Askiitians Tutor Team
Last Activity: 14 Days ago
To solve this problem, we need to visualize the setup and apply some basic principles of geometry and reflection. The plane mirror is positioned parallel to a vertical wall, and we want to determine how much of the floor space between the observer and the mirror is visible to the observer after the reflection. Let's break this down step by step.
Understanding the Setup
We have a plane mirror that is 50 cm long, hung with its lower edge 50 cm above the ground. The observer's eyes are at a height of 1.8 m (or 180 cm) above the ground. The key here is to determine how far the observer can see on the floor between themselves and the mirror.
Key Measurements
- Height of the observer's eyes: 1.8 m (or 180 cm)
- Height of the lower edge of the mirror: 0.5 m (or 50 cm)
- Length of the mirror: 50 cm
Calculating the Reflection
When light reflects off a plane mirror, the angle of incidence equals the angle of reflection. This means that the line of sight from the observer's eyes to the mirror will reflect back to the ground at the same angle. To find the visible length of the floor, we need to determine how far the observer can see down to the mirror and then back to the ground.

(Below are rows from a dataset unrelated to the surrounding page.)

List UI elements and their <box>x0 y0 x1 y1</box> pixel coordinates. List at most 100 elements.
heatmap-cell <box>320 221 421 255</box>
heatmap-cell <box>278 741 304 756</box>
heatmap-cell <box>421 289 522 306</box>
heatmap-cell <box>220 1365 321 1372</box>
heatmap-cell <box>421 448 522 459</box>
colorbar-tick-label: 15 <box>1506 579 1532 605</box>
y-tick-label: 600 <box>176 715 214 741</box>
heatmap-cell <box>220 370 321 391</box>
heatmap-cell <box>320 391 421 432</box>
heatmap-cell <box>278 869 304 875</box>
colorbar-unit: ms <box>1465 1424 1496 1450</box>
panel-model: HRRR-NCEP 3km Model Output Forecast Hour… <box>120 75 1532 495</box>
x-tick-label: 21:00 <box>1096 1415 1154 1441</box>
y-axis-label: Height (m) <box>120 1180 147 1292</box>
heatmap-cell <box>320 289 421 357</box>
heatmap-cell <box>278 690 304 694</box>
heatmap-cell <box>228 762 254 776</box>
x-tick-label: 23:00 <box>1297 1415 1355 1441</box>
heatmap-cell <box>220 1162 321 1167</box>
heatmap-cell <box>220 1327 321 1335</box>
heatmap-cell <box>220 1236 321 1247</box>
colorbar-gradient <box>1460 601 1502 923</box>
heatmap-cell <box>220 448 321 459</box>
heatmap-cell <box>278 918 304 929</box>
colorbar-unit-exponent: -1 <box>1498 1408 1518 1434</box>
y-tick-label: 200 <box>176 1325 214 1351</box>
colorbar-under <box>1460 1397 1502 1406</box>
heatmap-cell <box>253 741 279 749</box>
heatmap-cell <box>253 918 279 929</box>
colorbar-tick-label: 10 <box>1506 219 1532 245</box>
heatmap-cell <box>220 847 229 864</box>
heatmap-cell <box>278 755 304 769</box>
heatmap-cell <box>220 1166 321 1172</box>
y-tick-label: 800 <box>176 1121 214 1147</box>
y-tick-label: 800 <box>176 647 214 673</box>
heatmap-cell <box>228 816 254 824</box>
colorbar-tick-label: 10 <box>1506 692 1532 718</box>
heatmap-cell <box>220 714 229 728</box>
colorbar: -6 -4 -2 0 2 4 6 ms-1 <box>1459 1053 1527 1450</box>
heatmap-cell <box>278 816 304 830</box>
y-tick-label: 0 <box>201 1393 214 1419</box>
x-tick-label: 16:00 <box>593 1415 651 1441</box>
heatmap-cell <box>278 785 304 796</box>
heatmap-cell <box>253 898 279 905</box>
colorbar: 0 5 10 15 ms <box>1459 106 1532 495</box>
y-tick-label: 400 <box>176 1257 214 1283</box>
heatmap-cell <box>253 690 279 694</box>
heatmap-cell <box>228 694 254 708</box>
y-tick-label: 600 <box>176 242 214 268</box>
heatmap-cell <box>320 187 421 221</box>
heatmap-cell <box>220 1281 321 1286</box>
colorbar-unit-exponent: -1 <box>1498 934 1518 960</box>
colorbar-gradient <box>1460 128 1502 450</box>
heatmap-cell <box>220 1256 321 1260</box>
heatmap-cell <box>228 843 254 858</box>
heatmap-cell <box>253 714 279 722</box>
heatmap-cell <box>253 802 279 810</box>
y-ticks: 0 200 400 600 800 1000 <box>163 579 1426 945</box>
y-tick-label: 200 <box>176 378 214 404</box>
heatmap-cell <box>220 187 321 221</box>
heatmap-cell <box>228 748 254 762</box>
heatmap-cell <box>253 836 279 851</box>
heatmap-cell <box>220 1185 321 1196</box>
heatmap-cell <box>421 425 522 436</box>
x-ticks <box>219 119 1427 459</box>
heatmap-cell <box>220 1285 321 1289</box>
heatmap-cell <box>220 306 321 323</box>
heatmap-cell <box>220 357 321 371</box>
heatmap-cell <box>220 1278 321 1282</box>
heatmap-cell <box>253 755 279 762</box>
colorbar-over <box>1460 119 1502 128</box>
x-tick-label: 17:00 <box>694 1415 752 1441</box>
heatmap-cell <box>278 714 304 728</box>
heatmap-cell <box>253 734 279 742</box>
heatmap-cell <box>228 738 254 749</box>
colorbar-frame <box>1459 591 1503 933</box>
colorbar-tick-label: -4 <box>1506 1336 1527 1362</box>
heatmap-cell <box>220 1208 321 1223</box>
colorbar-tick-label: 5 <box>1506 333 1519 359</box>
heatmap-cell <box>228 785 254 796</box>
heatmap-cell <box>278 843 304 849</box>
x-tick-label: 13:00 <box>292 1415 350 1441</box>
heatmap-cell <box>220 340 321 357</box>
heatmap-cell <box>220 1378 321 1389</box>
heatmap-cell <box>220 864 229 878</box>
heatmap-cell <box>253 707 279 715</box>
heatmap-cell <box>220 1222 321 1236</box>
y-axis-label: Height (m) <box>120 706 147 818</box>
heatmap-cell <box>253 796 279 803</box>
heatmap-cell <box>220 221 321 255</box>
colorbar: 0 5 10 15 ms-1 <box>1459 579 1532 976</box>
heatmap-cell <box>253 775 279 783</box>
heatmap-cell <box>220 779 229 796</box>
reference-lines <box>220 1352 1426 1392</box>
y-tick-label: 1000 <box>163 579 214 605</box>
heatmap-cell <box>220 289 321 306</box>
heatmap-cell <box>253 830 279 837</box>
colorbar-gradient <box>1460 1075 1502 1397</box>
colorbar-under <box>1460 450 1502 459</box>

Finding the Distance to the Mirror
First, we need to calculate the vertical distance from the observer's eyes to the top edge of the mirror. Since the mirror is 50 cm long and its lower edge is at 50 cm, the upper edge of the mirror is at:
Height of the upper edge of the mirror = 50 cm + 50 cm = 100 cm
Now, the vertical distance from the observer's eyes (180 cm) to the upper edge of the mirror (100 cm) is:
Vertical distance = 180 cm - 100 cm = 80 cm
Using Similar Triangles
Next, we can use similar triangles to find the horizontal distance from the observer to the mirror. The distance from the observer's eyes to the ground is 180 cm, and the distance from the upper edge of the mirror to the ground is 100 cm. The ratio of these distances will help us find the horizontal distance:
Let d be the horizontal distance from the observer to the mirror. The triangles formed by the observer's line of sight to the mirror and the ground are similar:
Height of observer's eyes / Horizontal distance = Height of upper edge of mirror / d
Substituting the known values:
180 / d = 100 / d
Cross-multiplying gives us:
180 * d = 100 * d
Solving for d yields:
d = (180 * d) / 100
Now, we can find the length of the floor visible to the observer. Since the mirror is 50 cm long, the visible length on the floor will be:
Visible length = 2 * d
Final Calculation
To find the exact distance, we can use the height difference and the length of the mirror. The total visible distance on the floor will be:
Visible length = 2 * (180 cm - 100 cm) = 2 * 80 cm = 160 cm
Conclusion
Therefore, the length of the floor visible to the observer after reflection from the mirror is 160 cm. This means that the observer can see a strip of the floor that is 1.6 meters long between themselves and the mirror, thanks to the principles of reflection and geometry.